The Medscape 2021 Doctor Burnout & Suicide report, released in January, shows that the pandemic has exacerbated burnout, according to more than 12,000 doctors who participated in the study. In this year’s study, 42% of physicians reported fatigue21% of them reported that their symptoms of fatigue started after the onset of the COVID-19 pandemic.

The top six contributors to burnout mentioned by survey participants are familiar to those who study burnout in healthcare:

  • Lots of bureaucratic tasks
  • Spending long hours at work
  • Lack of respect for administrators/employers, colleagues or employees
  • Compensation / reimbursement is not sufficient
  • Lack of control/independence
  • Increase computing practice

Workplace burnout solutions

The most important thing to take away from the previous definition is that fatigue is stress that has not been “successfully managed.” Just as there are ways in which providers can individually manage chronic workplace stress, there are also solutions that organizations can put process-level on the front end to reduce or eliminate major contributors to workplace burnout and the impacts they cause.
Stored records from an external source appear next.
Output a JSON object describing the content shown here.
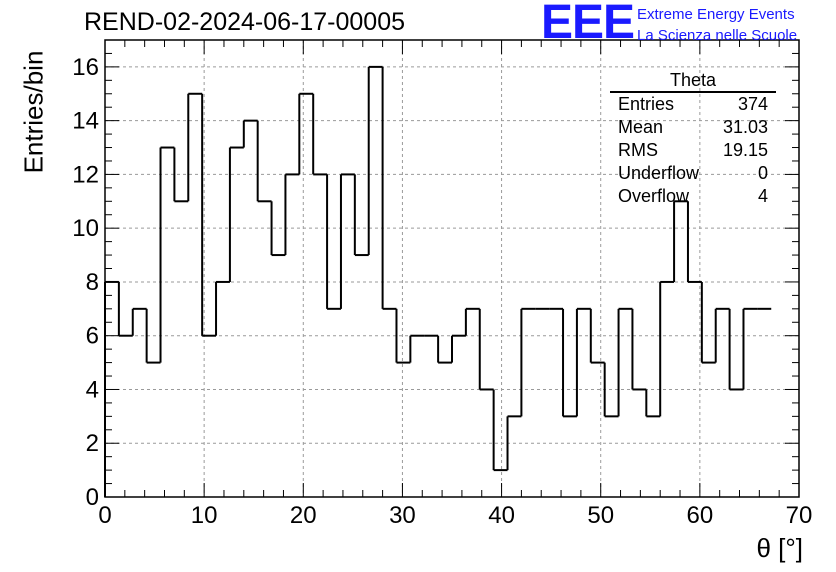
{
  "header": {
    "run_title": "REND-02-2024-06-17-00005",
    "logo_text": "EEE",
    "logo_line1": "Extreme Energy Events",
    "logo_line2": "La Scienza nelle Scuole"
  },
  "stats": {
    "title": "Theta",
    "rows": [
      {
        "label": "Entries",
        "value": "374"
      },
      {
        "label": "Mean",
        "value": "31.03"
      },
      {
        "label": "RMS",
        "value": "19.15"
      },
      {
        "label": "Underflow",
        "value": "0"
      },
      {
        "label": "Overflow",
        "value": "4"
      }
    ]
  },
  "colors": {
    "histogram": "#000000",
    "grid": "#9a9a9a",
    "logo": "#1a1aff"
  },
  "chart_data": {
    "type": "bar",
    "style": "step-histogram",
    "title": "REND-02-2024-06-17-00005",
    "xlabel": "θ [°]",
    "ylabel": "Entries/bin",
    "xlim": [
      0,
      70
    ],
    "ylim": [
      0,
      17
    ],
    "bin_width": 1.4,
    "x_ticks": [
      0,
      10,
      20,
      30,
      40,
      50,
      60,
      70
    ],
    "y_ticks": [
      0,
      2,
      4,
      6,
      8,
      10,
      12,
      14,
      16
    ],
    "grid": true,
    "series": [
      {
        "values": [
          8,
          6,
          7,
          5,
          13,
          11,
          15,
          6,
          8,
          13,
          14,
          11,
          9,
          12,
          15,
          12,
          7,
          12,
          9,
          16,
          7,
          5,
          6,
          6,
          5,
          6,
          7,
          4,
          1,
          3,
          7,
          7,
          7,
          3,
          7,
          5,
          3,
          7,
          4,
          3,
          8,
          11,
          8,
          5,
          7,
          4,
          7,
          7
        ]
      }
    ]
  }
}
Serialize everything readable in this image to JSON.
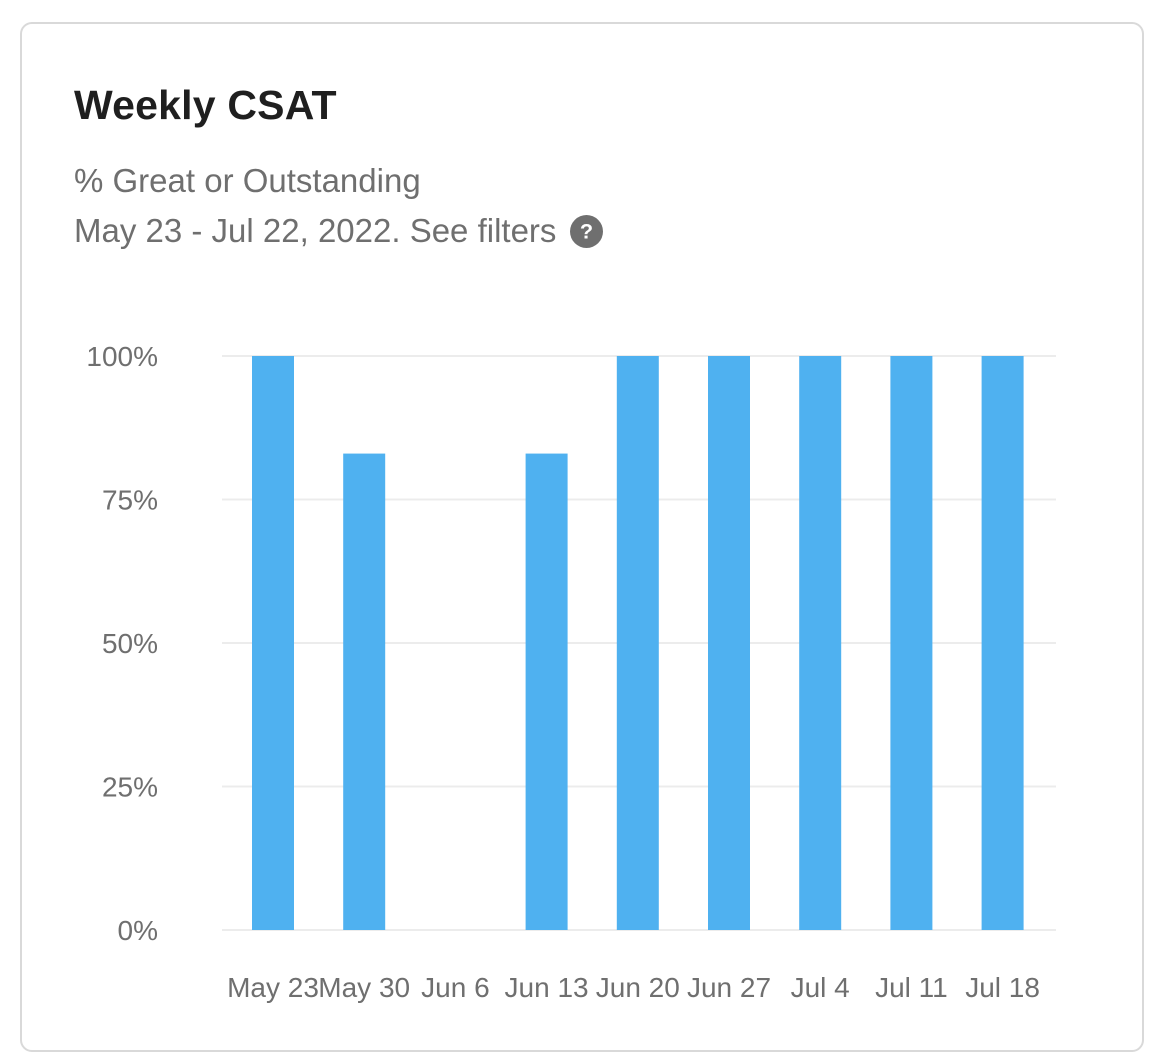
{
  "card": {
    "title": "Weekly CSAT",
    "subtitle": "% Great or Outstanding",
    "date_range": "May 23 - Jul 22, 2022. See filters",
    "help_icon": "question-circle-icon"
  },
  "colors": {
    "bar": "#4fb1f0",
    "grid": "#ececec",
    "text": "#6f6f6f",
    "title": "#1f1f1f"
  },
  "chart_data": {
    "type": "bar",
    "title": "Weekly CSAT",
    "subtitle": "% Great or Outstanding",
    "xlabel": "",
    "ylabel": "",
    "categories": [
      "May 23",
      "May 30",
      "Jun 6",
      "Jun 13",
      "Jun 20",
      "Jun 27",
      "Jul 4",
      "Jul 11",
      "Jul 18"
    ],
    "values": [
      100,
      83,
      0,
      83,
      100,
      100,
      100,
      100,
      100
    ],
    "ylim": [
      0,
      100
    ],
    "yticks": [
      0,
      25,
      50,
      75,
      100
    ],
    "ytick_labels": [
      "0%",
      "25%",
      "50%",
      "75%",
      "100%"
    ],
    "grid": true,
    "legend": "none"
  }
}
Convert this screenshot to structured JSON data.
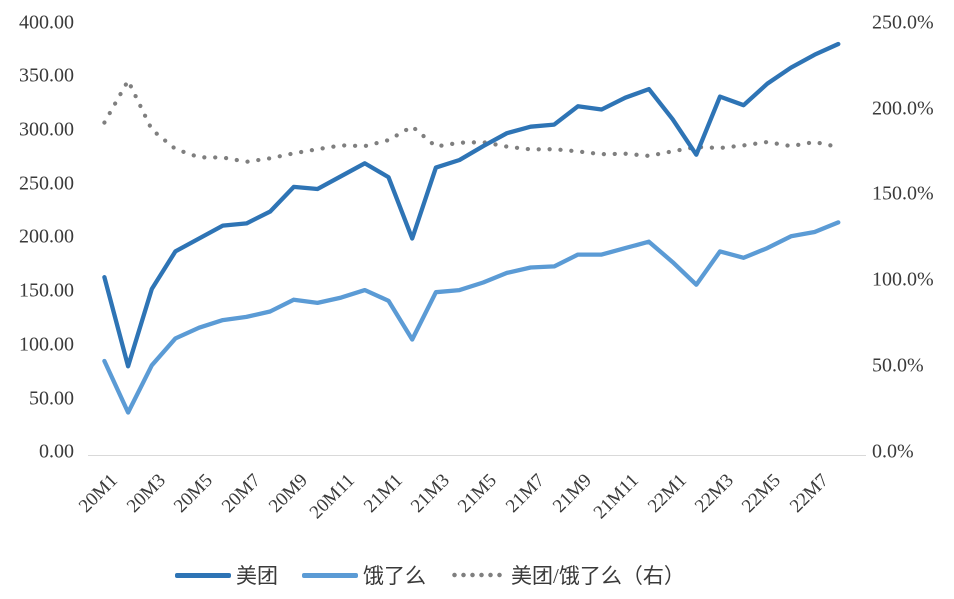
{
  "chart_data": {
    "type": "line",
    "title": "",
    "grid": false,
    "legend_position": "bottom",
    "categories": [
      "20M1",
      "20M2",
      "20M3",
      "20M4",
      "20M5",
      "20M6",
      "20M7",
      "20M8",
      "20M9",
      "20M10",
      "20M11",
      "20M12",
      "21M1",
      "21M2",
      "21M3",
      "21M4",
      "21M5",
      "21M6",
      "21M7",
      "21M8",
      "21M9",
      "21M10",
      "21M11",
      "21M12",
      "22M1",
      "22M2",
      "22M3",
      "22M4",
      "22M5",
      "22M6",
      "22M7",
      "22M8"
    ],
    "x_tick_step": 2,
    "x_tick_labels_shown": [
      "20M1",
      "20M3",
      "20M5",
      "20M7",
      "20M9",
      "20M11",
      "21M1",
      "21M3",
      "21M5",
      "21M7",
      "21M9",
      "21M11",
      "22M1",
      "22M3",
      "22M5",
      "22M7"
    ],
    "left_axis": {
      "min": 0,
      "max": 400,
      "ticks": [
        "0.00",
        "50.00",
        "100.00",
        "150.00",
        "200.00",
        "250.00",
        "300.00",
        "350.00",
        "400.00"
      ]
    },
    "right_axis": {
      "min": 0,
      "max": 250,
      "ticks": [
        "0.0%",
        "50.0%",
        "100.0%",
        "150.0%",
        "200.0%",
        "250.0%"
      ]
    },
    "series": [
      {
        "key": "meituan",
        "name": "美团",
        "axis": "left",
        "style": "solid",
        "color": "#2E74B5",
        "values": [
          163,
          80,
          152,
          187,
          199,
          211,
          213,
          224,
          247,
          245,
          257,
          269,
          256,
          199,
          265,
          272,
          285,
          297,
          303,
          305,
          322,
          319,
          330,
          338,
          310,
          277,
          331,
          323,
          343,
          358,
          370,
          380
        ]
      },
      {
        "key": "eleme",
        "name": "饿了么",
        "axis": "left",
        "style": "solid",
        "color": "#5B9BD5",
        "values": [
          85,
          37,
          81,
          106,
          116,
          123,
          126,
          131,
          142,
          139,
          144,
          151,
          141,
          105,
          149,
          151,
          158,
          167,
          172,
          173,
          184,
          184,
          190,
          196,
          177,
          156,
          187,
          181,
          190,
          201,
          205,
          214
        ]
      },
      {
        "key": "ratio",
        "name": "美团/饿了么（右）",
        "axis": "right",
        "style": "dotted",
        "color": "#7F7F7F",
        "values": [
          191.8,
          216.2,
          187.7,
          176.4,
          171.6,
          171.5,
          169.0,
          171.0,
          173.9,
          176.3,
          178.5,
          178.1,
          181.6,
          189.5,
          177.9,
          180.1,
          180.4,
          177.8,
          176.2,
          176.3,
          175.0,
          173.4,
          173.7,
          172.4,
          175.1,
          177.6,
          177.0,
          178.5,
          180.5,
          178.1,
          180.5,
          177.6
        ]
      }
    ]
  }
}
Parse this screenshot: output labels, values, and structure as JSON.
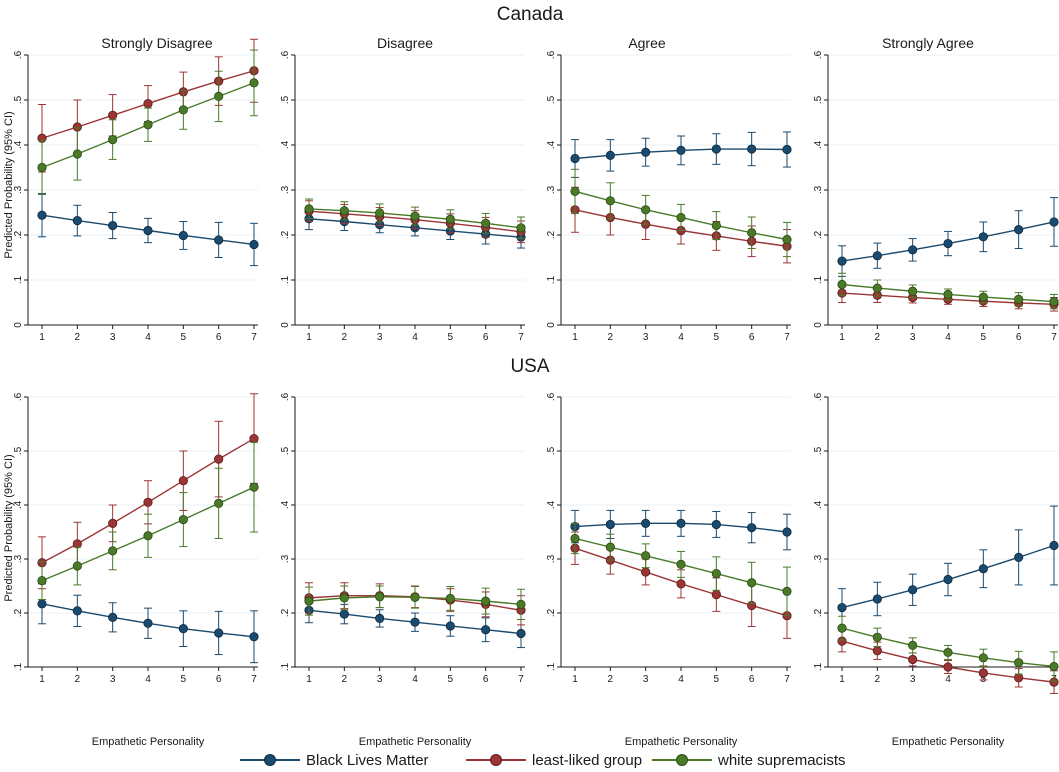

You have.

The common denominator that causes clinical fatigue is the many tasks that cannot be done in a limited amount of time. The more we can do to automate and equip the clinician to be flexible, the better. In order to resolve the regulatory and ultimate effects of burnout in healthcare, four areas should be focused:

  1. exercise. Too often we train doctors once in a certain technology, such as an electronic health record, and then let them go for good. If you don’t update their knowledge as jobs change and new promotions happen, they will become exhausted.

  2. judgment. Understanding when new processes and procedures are introduced and their impact on patient rotation and productivity is what good governance is all about. Leaders need to understand the impact of their decisions so that they can manage the flow efficiently and effectively, so that stakeholders are not overwhelmed.

  3. Communication. Involve stakeholders early and communicate with them non-stop, ensuring that they are always aware of what is happening, using different channels and methods of communication.

  4. system building. The term system building may sound technical, but it is not so much about technology as it is about operations. Your goal is to build agile, efficient processes that don’t require your doctor to do the same things multiple times. Anything we can do to reduce the number of clicks, the number of screens you open, or the number of places they have to go for information, will go a long way toward reducing fatigue.

Focusing on these areas can undo some of the human and financial damage to healthcare organizations from years of ineffective processes, outdated technologies, and a lack of integration in care teams.

This will give care team members more time to focus their attention on something they care deeply about and benefit the entire organization – providing high-quality patient care.

Sam Hanna He is an executive resident at American University. Previous roles include being a consulting practice leader, head of strategy and innovations, and digital strategist at global consulting firms such as PwC and Deloitte. He holds a Ph.D. in Transformational Health Sciences from George Washington University and an MBA in Entrepreneurship from Babson College.